Avete presente la quiete da filiale bancaria o quella – interrotta solo da qualche tintinnio di bicchieri – da salotto finanziario? Ecco, scordatevela. Perché a Piazzetta Cuccia, dove ha sede Mediobanca, stanno volando gli stracci. L’assemblea del 16 giugno, convocata per decidere se dare fiducia al consiglio di amministrazione e procedere con l’offerta pubblica di scambio (ops) su Banca Generali, sembra essere diventata un ring pronto per lo scontro: quello sul quale ieri Francesco Gaetano Caltagirone ha assestato un gancio diretto allo stomaco dell’amministratore delegato Alberto Nagel: la sua VM 2006 (la holding che possiede il 7 per cento del capitale) ha chiesto ufficialmente di rinviare tutto. Motivo? “Offerta incompleta e fumosa”. Il casus belli che avrebbe suscitato la sollevazione di Caltagirone sarebbe l’assenza di un contratto vincolante tra Mediobanca, Generali e Banca Generali, considerato fondamentale per la tenuta dell’operazione. Senza quell’accordo – dice Caltagirone – è come lanciarsi da un aereo senza paracadute: nessuna garanzia, nessun obbligo, solo promesse al vento. Dall’altra parte, Mediobanca non ci sta e contrattacca: l’assemblea serve proprio a capire se i soci vogliono procedere o no, prima di chiudere i dettagli con Generali: “Chiarezza e trasparenza”, dicono da Piazzetta Cuccia. E poi, si chiedono, perché mai Generali dovrebbe firmare qualcosa senza sapere se i soci sono dalla parte dell’ops?

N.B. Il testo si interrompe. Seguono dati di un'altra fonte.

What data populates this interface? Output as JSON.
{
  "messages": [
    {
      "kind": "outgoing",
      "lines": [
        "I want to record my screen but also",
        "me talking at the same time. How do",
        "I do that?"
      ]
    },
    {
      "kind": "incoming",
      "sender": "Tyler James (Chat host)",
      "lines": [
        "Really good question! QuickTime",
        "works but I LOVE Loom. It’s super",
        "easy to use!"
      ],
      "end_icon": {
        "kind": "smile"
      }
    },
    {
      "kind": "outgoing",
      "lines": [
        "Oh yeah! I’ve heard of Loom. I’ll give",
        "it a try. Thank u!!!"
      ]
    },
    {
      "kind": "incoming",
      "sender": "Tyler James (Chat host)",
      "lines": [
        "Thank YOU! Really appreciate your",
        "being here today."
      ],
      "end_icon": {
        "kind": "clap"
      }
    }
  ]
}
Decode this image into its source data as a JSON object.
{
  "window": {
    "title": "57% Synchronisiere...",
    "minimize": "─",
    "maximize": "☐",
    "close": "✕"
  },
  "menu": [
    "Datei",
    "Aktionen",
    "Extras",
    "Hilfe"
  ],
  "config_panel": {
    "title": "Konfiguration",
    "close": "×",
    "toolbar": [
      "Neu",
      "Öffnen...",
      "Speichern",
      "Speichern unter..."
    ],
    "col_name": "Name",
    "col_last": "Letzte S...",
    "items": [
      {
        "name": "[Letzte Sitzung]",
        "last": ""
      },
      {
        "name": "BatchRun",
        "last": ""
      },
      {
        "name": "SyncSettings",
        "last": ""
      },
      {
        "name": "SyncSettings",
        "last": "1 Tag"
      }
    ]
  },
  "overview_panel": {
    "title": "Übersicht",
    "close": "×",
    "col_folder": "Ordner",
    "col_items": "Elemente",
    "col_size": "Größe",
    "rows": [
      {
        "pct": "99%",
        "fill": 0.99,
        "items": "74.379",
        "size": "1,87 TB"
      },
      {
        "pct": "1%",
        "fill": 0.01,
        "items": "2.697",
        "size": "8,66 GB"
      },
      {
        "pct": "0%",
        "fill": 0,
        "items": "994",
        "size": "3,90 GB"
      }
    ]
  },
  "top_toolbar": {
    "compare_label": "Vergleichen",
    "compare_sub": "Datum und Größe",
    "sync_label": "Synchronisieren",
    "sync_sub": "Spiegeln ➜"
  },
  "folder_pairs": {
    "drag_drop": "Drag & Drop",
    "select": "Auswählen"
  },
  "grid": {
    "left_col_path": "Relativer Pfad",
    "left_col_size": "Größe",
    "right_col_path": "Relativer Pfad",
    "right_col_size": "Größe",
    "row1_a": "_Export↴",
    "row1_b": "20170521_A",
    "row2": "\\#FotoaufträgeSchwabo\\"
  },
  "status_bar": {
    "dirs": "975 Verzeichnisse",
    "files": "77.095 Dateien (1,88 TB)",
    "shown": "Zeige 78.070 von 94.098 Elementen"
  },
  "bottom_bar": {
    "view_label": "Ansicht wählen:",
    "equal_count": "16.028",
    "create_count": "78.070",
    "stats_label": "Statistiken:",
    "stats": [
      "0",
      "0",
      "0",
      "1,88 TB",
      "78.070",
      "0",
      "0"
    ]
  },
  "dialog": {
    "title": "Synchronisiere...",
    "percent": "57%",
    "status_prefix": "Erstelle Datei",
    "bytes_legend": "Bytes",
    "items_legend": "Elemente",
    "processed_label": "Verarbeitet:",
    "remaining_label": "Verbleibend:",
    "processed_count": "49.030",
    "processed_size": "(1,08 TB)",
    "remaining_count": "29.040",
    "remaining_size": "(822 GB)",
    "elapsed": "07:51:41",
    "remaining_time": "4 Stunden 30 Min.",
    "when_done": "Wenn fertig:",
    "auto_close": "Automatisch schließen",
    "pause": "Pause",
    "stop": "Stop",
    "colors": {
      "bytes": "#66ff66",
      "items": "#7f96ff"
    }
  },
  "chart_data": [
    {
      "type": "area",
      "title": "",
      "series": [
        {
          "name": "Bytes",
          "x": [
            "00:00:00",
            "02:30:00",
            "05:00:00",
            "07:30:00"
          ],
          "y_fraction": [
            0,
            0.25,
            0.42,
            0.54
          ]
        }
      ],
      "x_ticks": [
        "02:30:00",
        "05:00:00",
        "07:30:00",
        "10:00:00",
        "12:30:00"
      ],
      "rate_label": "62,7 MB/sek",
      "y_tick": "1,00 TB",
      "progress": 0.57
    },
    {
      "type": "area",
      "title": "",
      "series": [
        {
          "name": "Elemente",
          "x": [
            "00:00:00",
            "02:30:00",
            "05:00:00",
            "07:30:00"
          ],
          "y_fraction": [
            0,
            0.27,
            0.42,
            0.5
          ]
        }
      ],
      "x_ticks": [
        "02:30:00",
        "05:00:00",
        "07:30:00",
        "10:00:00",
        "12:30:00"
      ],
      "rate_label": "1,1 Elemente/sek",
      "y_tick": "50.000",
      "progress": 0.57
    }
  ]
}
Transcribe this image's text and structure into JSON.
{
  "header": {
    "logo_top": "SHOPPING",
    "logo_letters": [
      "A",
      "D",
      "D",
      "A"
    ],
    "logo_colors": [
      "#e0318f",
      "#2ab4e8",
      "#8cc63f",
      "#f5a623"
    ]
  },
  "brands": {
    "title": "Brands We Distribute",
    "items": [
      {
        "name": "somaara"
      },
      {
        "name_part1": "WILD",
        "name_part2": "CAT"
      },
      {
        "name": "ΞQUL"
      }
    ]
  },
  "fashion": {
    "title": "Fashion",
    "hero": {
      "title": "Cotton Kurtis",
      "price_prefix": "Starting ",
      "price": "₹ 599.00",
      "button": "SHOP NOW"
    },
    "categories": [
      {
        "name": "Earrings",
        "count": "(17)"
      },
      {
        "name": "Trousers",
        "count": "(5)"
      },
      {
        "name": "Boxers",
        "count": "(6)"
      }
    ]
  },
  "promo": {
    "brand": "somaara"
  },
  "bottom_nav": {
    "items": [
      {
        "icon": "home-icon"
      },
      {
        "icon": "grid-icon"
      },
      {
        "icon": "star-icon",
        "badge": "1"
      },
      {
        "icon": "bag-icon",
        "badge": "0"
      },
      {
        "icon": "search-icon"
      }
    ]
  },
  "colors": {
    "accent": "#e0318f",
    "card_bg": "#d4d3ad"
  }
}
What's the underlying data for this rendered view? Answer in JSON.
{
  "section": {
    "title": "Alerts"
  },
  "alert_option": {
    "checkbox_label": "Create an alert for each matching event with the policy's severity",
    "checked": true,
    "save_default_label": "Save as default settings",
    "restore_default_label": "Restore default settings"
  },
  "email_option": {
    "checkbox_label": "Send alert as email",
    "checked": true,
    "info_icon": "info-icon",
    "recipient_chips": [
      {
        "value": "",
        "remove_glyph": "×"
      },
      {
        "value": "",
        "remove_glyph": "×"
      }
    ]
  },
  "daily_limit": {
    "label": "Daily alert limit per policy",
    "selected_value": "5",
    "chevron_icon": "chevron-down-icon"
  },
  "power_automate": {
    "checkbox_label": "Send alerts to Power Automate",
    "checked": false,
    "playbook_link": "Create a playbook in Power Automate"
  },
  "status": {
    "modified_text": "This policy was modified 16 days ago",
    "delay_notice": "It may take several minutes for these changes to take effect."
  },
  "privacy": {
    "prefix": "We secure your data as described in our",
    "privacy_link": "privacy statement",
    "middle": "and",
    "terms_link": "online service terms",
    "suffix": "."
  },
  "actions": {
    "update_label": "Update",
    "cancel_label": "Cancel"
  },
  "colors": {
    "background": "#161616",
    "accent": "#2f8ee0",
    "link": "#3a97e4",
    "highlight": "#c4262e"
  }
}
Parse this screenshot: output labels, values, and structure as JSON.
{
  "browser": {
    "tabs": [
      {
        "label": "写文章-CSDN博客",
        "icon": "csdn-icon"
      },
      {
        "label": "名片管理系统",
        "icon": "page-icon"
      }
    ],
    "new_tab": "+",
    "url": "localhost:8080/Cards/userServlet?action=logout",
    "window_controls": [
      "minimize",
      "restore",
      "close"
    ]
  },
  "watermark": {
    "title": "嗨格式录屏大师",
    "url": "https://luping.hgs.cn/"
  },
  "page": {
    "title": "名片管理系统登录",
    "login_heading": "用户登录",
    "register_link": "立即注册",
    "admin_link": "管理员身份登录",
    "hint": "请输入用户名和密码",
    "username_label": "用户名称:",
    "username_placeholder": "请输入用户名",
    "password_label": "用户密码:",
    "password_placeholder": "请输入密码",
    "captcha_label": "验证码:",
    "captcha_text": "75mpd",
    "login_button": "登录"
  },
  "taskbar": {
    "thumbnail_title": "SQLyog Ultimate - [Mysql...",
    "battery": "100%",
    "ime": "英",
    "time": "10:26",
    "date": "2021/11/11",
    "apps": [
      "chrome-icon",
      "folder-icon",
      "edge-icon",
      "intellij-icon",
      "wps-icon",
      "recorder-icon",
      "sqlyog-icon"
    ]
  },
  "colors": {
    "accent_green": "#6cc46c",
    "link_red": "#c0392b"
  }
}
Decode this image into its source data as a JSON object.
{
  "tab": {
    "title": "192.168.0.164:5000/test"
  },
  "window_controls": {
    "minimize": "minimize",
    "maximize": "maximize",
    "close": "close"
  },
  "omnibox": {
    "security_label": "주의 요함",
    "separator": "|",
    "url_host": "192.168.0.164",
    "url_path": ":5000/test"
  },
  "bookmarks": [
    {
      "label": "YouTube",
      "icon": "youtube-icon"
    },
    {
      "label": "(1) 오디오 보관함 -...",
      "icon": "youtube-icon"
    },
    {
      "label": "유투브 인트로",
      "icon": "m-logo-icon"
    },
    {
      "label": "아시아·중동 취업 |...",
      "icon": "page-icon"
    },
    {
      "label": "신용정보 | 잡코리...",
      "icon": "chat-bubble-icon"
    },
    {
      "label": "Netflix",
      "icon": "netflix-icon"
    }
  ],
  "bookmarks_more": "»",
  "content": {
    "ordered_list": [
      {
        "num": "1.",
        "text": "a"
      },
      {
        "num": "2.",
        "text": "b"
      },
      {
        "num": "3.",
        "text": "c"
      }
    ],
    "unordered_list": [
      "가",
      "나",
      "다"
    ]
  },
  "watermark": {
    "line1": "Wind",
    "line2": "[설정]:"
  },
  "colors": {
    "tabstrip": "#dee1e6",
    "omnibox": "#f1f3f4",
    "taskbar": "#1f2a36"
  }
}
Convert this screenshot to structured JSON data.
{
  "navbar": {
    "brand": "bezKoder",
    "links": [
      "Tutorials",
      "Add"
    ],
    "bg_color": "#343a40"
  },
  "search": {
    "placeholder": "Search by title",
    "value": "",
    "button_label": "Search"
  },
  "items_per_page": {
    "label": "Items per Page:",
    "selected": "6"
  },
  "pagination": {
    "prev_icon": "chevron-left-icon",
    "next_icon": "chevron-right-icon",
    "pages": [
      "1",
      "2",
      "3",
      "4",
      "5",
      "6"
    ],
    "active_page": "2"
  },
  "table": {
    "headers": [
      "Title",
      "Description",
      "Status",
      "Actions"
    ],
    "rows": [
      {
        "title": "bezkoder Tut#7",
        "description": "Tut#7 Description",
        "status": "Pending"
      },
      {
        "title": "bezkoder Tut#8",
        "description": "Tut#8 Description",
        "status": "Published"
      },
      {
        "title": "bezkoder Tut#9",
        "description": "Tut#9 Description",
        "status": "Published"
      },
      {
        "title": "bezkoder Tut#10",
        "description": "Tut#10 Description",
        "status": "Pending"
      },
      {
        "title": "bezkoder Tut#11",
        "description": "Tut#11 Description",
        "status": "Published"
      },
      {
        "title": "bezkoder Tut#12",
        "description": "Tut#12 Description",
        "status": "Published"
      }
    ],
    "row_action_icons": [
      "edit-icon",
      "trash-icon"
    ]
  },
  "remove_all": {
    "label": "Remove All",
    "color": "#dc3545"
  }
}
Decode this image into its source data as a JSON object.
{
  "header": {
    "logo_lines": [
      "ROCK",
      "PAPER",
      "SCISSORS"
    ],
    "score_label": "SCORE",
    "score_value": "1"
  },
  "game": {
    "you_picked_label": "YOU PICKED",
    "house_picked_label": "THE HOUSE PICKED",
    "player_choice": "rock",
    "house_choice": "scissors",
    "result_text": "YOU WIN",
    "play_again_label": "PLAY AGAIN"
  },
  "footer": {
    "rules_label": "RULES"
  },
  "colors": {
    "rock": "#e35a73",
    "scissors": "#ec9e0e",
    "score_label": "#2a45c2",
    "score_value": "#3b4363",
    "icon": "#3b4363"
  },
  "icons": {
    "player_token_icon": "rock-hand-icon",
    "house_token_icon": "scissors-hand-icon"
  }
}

Nel frattempo, le scaramucce si consumano anche sul piano della comunicazione e sull’asse Caltagirone-Generali. L’ad del leone triestino, Philippe Donnet, ha risposto alle parole dell’imprenditore che lo ha definito “un buon assicuratore, ma senza visione” dalle pagine di Repubblica: “Non voglio entrare nel gioco degli attacchi personali o dei giudizi superficiali. Le Generali sono nelle mani giuste come dimostrano i fatti e i numeri. Dal 2016 abbiamo aumentato le dimensioni sul mercato in modo significativo. Abbiamo consolidato la leadership in Italia, in Europa, ci siamo rafforzati in Asia e negli Usa con Conning. Negli ultimi tre anni abbiamo realizzato diverse importanti acquisizioni per 4,5 miliardi, più di tutti i competitor europei. La nostra strategia ha dimostrato di essere efficace e produrre ottimi risultati. Generali è un leader internazionale che batte bandiera italiana”, ha detto. Donnet ha parlato anche della scalata di Mps a Mediobanca, che dice mossa da “una logica industriale non chiara”. “Inoltre – ha aggunto – alcuni azionisti, come Caltagirone, hanno insieme quote rilevanti in Mps, Mediobanca e Generali: è chiaro a tutti che è finalizzata ad acquisire il controllo delle Generali. Vedo molto negativamente questo scenario e sarebbe pericoloso per una sana gestione del gruppo”.

Ed è su questo punto che potrebbe entrare in scena la Consob: Paolo Savona starà a guardare o si deciderà a muovere il cu*o? Il clima è già da guerra legale, con accuse incrociate di conflitto d’interessi. Caltagirone tuona contro un cda che, secondo lui, è pieno zeppo di conflitti e pretende un rinvio per evitare conflitti. Mediobanca risponde secca: il vero conflitto è il suo, visto che sta con un piede a Piazzetta Cuccia e l’altro dentro Generali. È evidente che il risiko bancario e assicurativo italiano è ormai diventato la sceneggiatura di un thriller psicologico. Nel frattempo, il rastrellamento di azioni Mediobanca è finito, e ora si fa sul serio. Ieri il titolo ha perso il 3,04 per cento, mentre Mps ha fatto un microscopico +0,014 per cento, portando lo sconto sull’ops Monte-Mediobanca all’8 per cento. Chi la spunterà? Gli azionisti, i giudici, o qualche avvocato con la parcella già pronta? Intanto lo scontro continua. E rischia di finire più in tribunale che in assemblea.